Extraordinary circumstances are events genuinely outside Corsairfly's control that could not have been avoided even if all reasonable measures had been taken. Recognised examples include genuine severe weather making operations unsafe, air traffic control strikes, political instability or security threats at the destination, bird strikes causing hidden damage, and airport closures due to security incidents. However, routine technical faults, maintenance issues, crew scheduling problems, late-arriving aircraft, and crew sickness are consistently ruled by French and EU courts as NOT being extraordinary circumstances. If Corsairfly cited a technical reason for your delay and rejected your claim, that rejection is very likely to be overturned.

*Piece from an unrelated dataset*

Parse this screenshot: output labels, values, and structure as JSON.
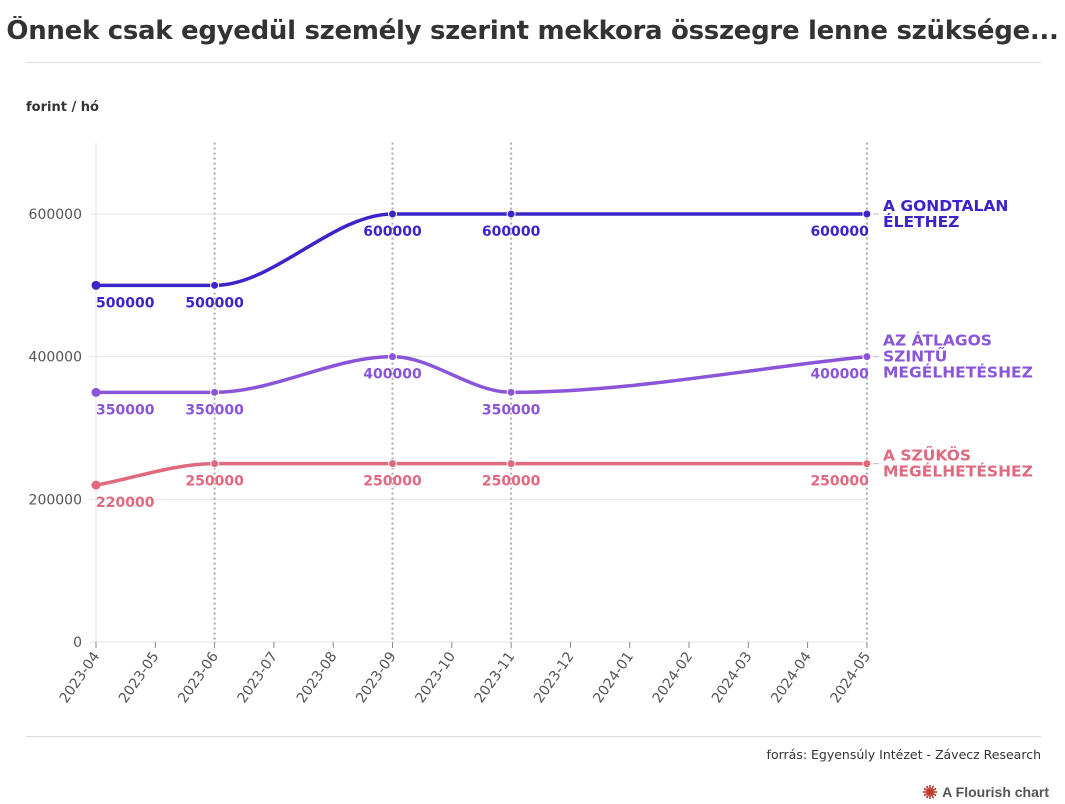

How do I file a complaint with France's DGAC against Corsairfly?
If Corsairfly rejects your compensation claim or fails to respond within 6 weeks, you can file a complaint with the DGAC (Direction Générale de l'Aviation Civile), which is France's designated national enforcement body for EU261. The complaint can be submitted online through the DGAC's passenger rights portal at droitsdespassagers.aviation-civile.gouv.fr. You will need your booking reference, flight details, a description of the disruption, and a copy of Corsairfly's rejection letter. The DGAC investigates complaints, can order Corsairfly to pay, and has enforcement powers to penalise non-compliant carriers. Processing times vary but typically take 2 to 4 months.

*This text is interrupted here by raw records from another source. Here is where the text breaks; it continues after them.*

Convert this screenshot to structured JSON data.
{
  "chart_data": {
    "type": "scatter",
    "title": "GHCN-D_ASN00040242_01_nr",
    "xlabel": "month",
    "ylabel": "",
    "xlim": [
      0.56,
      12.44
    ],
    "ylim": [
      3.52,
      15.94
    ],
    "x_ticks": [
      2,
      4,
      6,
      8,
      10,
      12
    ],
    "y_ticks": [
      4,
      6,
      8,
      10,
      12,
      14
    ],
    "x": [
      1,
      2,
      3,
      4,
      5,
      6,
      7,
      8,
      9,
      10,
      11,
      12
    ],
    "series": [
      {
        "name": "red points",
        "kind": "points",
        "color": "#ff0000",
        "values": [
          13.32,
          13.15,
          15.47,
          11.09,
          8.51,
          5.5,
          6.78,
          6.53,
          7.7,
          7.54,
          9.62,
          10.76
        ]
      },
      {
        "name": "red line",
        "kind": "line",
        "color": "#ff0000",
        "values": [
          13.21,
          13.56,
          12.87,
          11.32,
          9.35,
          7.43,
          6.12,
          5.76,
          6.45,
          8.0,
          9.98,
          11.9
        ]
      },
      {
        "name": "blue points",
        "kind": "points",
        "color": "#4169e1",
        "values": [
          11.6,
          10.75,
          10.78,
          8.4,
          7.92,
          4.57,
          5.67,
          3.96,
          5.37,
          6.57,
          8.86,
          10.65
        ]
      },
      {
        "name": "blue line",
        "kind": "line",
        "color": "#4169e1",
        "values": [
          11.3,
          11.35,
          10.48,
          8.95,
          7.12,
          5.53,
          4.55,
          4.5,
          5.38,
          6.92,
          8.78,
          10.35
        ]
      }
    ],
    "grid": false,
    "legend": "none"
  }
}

What is the time limit for claiming Corsairfly compensation?
Under French civil law, the standard limitation period for contractual claims — including EU261 compensation — is 5 years from the date of the disruption. This is one of the more generous limitation periods in the EU. However, evidence becomes harder to gather as time passes, and Corsairfly's flight records may be more difficult to access years later. We recommend filing your claim as soon as possible after the disruption. If you are claiming from another EU country, local limitation periods may be shorter — Germany allows 3 years, while the UK (for flights departing from UK airports) allows 6 years.

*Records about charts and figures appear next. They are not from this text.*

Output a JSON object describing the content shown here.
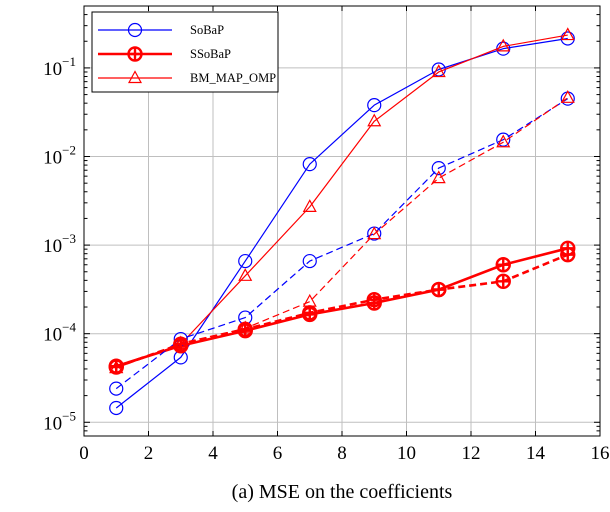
{
  "caption": "(a) MSE on the coefficients",
  "colors": {
    "blue": "#0000ff",
    "red": "#ff0000",
    "grid": "#bfbfbf"
  },
  "chart_data": {
    "type": "line",
    "title": "",
    "xlabel": "",
    "ylabel": "",
    "xlim": [
      0,
      16
    ],
    "ylim": [
      7e-06,
      0.5
    ],
    "yscale": "log",
    "grid": true,
    "legend": "top-left",
    "x_ticks": [
      0,
      2,
      4,
      6,
      8,
      10,
      12,
      14,
      16
    ],
    "y_ticks": [
      {
        "value": 1e-05,
        "label_base": "10",
        "label_exp": "−5"
      },
      {
        "value": 0.0001,
        "label_base": "10",
        "label_exp": "−4"
      },
      {
        "value": 0.001,
        "label_base": "10",
        "label_exp": "−3"
      },
      {
        "value": 0.01,
        "label_base": "10",
        "label_exp": "−2"
      },
      {
        "value": 0.1,
        "label_base": "10",
        "label_exp": "−1"
      }
    ],
    "series": [
      {
        "name": "SoBaP",
        "color": "#0000ff",
        "marker": "circle",
        "style": "solid",
        "width": 1.2,
        "in_legend": true,
        "x": [
          1,
          3,
          5,
          7,
          9,
          11,
          13,
          15
        ],
        "y": [
          1.45e-05,
          5.4e-05,
          0.00066,
          0.0082,
          0.038,
          0.096,
          0.165,
          0.215
        ]
      },
      {
        "name": "SSoBaP",
        "color": "#ff0000",
        "marker": "circle-plus",
        "style": "solid",
        "width": 2.6,
        "in_legend": true,
        "x": [
          1,
          3,
          5,
          7,
          9,
          11,
          13,
          15
        ],
        "y": [
          4.3e-05,
          7.3e-05,
          0.000108,
          0.000165,
          0.000222,
          0.000315,
          0.0006,
          0.00092
        ]
      },
      {
        "name": "BM_MAP_OMP",
        "color": "#ff0000",
        "marker": "triangle",
        "style": "solid",
        "width": 1.2,
        "in_legend": true,
        "x": [
          1,
          3,
          5,
          7,
          9,
          11,
          13,
          15
        ],
        "y": [
          4.1e-05,
          7.6e-05,
          0.00045,
          0.0027,
          0.025,
          0.09,
          0.175,
          0.235
        ]
      },
      {
        "name": "",
        "color": "#0000ff",
        "marker": "circle",
        "style": "dashed",
        "width": 1.2,
        "in_legend": false,
        "x": [
          1,
          3,
          5,
          7,
          9,
          11,
          13,
          15
        ],
        "y": [
          2.4e-05,
          8.7e-05,
          0.000152,
          0.00066,
          0.00135,
          0.0074,
          0.0155,
          0.045
        ]
      },
      {
        "name": "",
        "color": "#ff0000",
        "marker": "circle-plus",
        "style": "dashed",
        "width": 2.6,
        "in_legend": false,
        "x": [
          1,
          3,
          5,
          7,
          9,
          11,
          13,
          15
        ],
        "y": [
          4.2e-05,
          7.6e-05,
          0.000112,
          0.000172,
          0.000242,
          0.000315,
          0.00039,
          0.00078
        ]
      },
      {
        "name": "",
        "color": "#ff0000",
        "marker": "triangle",
        "style": "dashed",
        "width": 1.2,
        "in_legend": false,
        "x": [
          1,
          3,
          5,
          7,
          9,
          11,
          13,
          15
        ],
        "y": [
          4.1e-05,
          7.8e-05,
          0.000115,
          0.00023,
          0.00133,
          0.0057,
          0.0145,
          0.046
        ]
      }
    ]
  }
}
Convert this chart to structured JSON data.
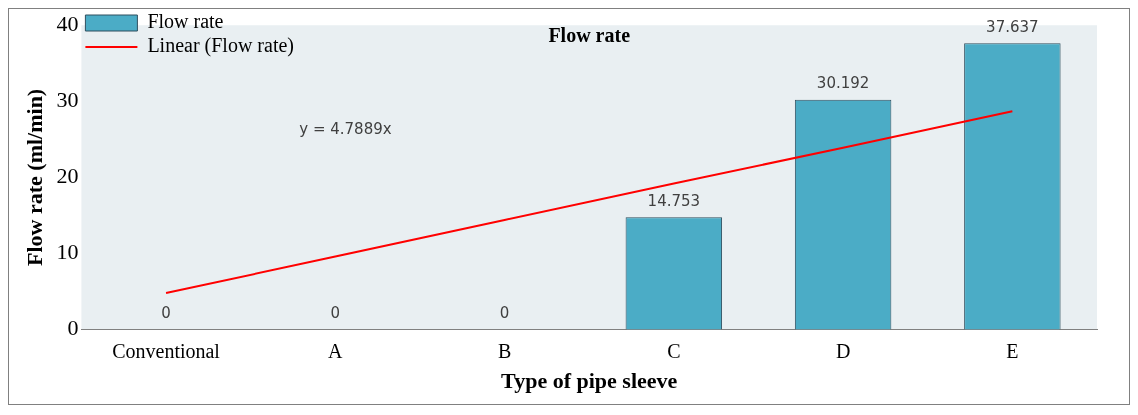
{
  "chart_data": {
    "type": "bar",
    "title": "Flow rate",
    "xlabel": "Type of pipe sleeve",
    "ylabel": "Flow rate (ml/min)",
    "categories": [
      "Conventional",
      "A",
      "B",
      "C",
      "D",
      "E"
    ],
    "series": [
      {
        "name": "Flow rate",
        "color": "#4bacc6",
        "values": [
          0,
          0,
          0,
          14.753,
          30.192,
          37.637
        ],
        "value_labels": [
          "0",
          "0",
          "0",
          "14.753",
          "30.192",
          "37.637"
        ]
      },
      {
        "name": "Linear (Flow rate)",
        "type": "line",
        "color": "#ff0000",
        "values": [
          4.8,
          9.6,
          14.4,
          19.2,
          23.9,
          28.7
        ]
      }
    ],
    "ylim": [
      0,
      40
    ],
    "yticks": [
      0,
      10,
      20,
      30,
      40
    ],
    "legend": "top left",
    "marker": "none",
    "annotations": [
      "y = 4.7889x"
    ]
  }
}
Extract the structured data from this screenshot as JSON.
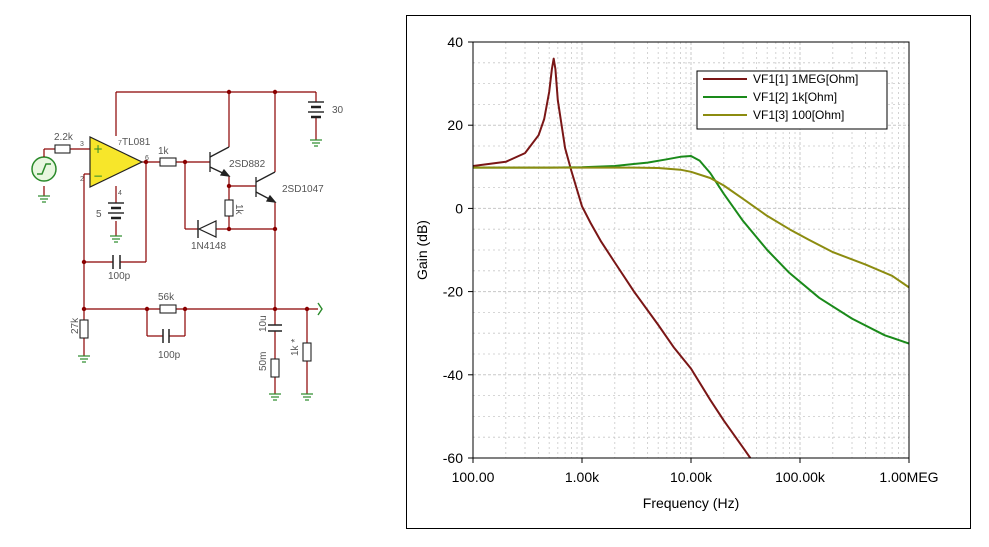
{
  "schematic": {
    "labels": {
      "r_in": "2.2k",
      "opamp": "TL081",
      "pin3": "3",
      "pin2": "2",
      "pin7": "7",
      "pin4": "4",
      "pin6": "6",
      "r_base": "1k",
      "q1": "2SD882",
      "q2": "2SD1047",
      "r_emit": "1k",
      "diode": "1N4148",
      "c_fb": "100p",
      "r_fb": "56k",
      "c_fb2": "100p",
      "r_gnd": "27k",
      "c_out": "10u",
      "r_series": "50m",
      "r_load": "1k *",
      "v_neg": "5",
      "v_pos": "30"
    }
  },
  "chart_data": {
    "type": "line",
    "xscale": "log",
    "xlim": [
      100,
      1000000
    ],
    "ylim": [
      -60,
      40
    ],
    "xlabel": "Frequency (Hz)",
    "ylabel": "Gain (dB)",
    "xticks": [
      {
        "value": 100,
        "label": "100.00"
      },
      {
        "value": 1000,
        "label": "1.00k"
      },
      {
        "value": 10000,
        "label": "10.00k"
      },
      {
        "value": 100000,
        "label": "100.00k"
      },
      {
        "value": 1000000,
        "label": "1.00MEG"
      }
    ],
    "yticks": [
      40,
      20,
      0,
      -20,
      -40,
      -60
    ],
    "grid": true,
    "legend_position": "top-right",
    "series": [
      {
        "name": "VF1[1]  1MEG[Ohm]",
        "color": "#7a1616",
        "x": [
          100,
          200,
          300,
          400,
          450,
          500,
          530,
          550,
          570,
          600,
          700,
          800,
          1000,
          1200,
          1500,
          2000,
          3000,
          5000,
          7000,
          10000,
          15000,
          20000,
          30000,
          35000
        ],
        "y": [
          10.2,
          11.2,
          13.3,
          17.6,
          21.5,
          28,
          33.5,
          36,
          33.5,
          26,
          14.5,
          9,
          0.5,
          -3.5,
          -8,
          -13,
          -20,
          -28,
          -33.5,
          -38.5,
          -46,
          -51,
          -57.5,
          -60
        ]
      },
      {
        "name": "VF1[2]  1k[Ohm]",
        "color": "#1a8a1a",
        "x": [
          100,
          500,
          1000,
          2000,
          4000,
          6000,
          8000,
          10000,
          12000,
          15000,
          20000,
          30000,
          50000,
          80000,
          150000,
          300000,
          600000,
          1000000
        ],
        "y": [
          9.8,
          9.8,
          9.9,
          10.2,
          11,
          11.8,
          12.4,
          12.6,
          11.5,
          8.5,
          3.5,
          -3,
          -10,
          -15.5,
          -21.5,
          -26.5,
          -30.5,
          -32.5
        ]
      },
      {
        "name": "VF1[3]  100[Ohm]",
        "color": "#8c8c10",
        "x": [
          100,
          1000,
          3000,
          5000,
          8000,
          10000,
          15000,
          20000,
          30000,
          50000,
          80000,
          120000,
          200000,
          400000,
          700000,
          1000000
        ],
        "y": [
          9.8,
          9.8,
          9.8,
          9.7,
          9.3,
          8.8,
          7.3,
          5.5,
          2.3,
          -1.8,
          -5,
          -7.5,
          -10.5,
          -13.5,
          -16.2,
          -19
        ]
      }
    ]
  }
}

Does Corsairfly have to pay compensation if my flight was a charter booking?
Yes. EU Regulation 261/2004 applies equally to charter flights and scheduled flights. The fact that you booked through a tour operator or as part of a package holiday does not reduce or remove your right to EU261 compensation. Corsairfly, as the operating carrier, bears responsibility for compensation regardless of how you purchased your ticket. Many passengers on charter tours are unaware of this right, which is why claim acceptance rates for Corsairfly charter disruptions are lower than for scheduled flights — but the legal entitlement is identical.
Can Corsairfly offer vouchers instead of cash compensation?
Corsairfly may offer travel vouchers as settlement, but you are not obligated to accept them. Under EU261/2004, you have the right to request cash payment (bank transfer or equivalent). Accepting a voucher is voluntary and should only be done if the voucher value equals or exceeds your legal entitlement and the terms are genuinely advantageous. Be aware that if you accept a voucher and Corsairfly subsequently ceases operations or the voucher expires unused, you may have no further recourse. Cash settlements provide certainty — we always advise passengers to request monetary compensation.
What right to care does Corsairfly owe me during a long delay?
EU261 requires Corsairfly to provide care and assistance proportionate to the waiting time. For delays of 2 hours or more on short-haul flights (up to 1,500 km), and delays of 3 hours or more on medium and long-haul routes, Corsairfly must provide free meals and refreshments, access to two telephone calls or emails, and — if an overnight stay becomes necessary — hotel accommodation and transport to and from the hotel. These rights apply even when extraordinary circumstances are the cause of the disruption. Corsairfly cannot make care conditional on you signing a waiver or foregoing your compensation rights.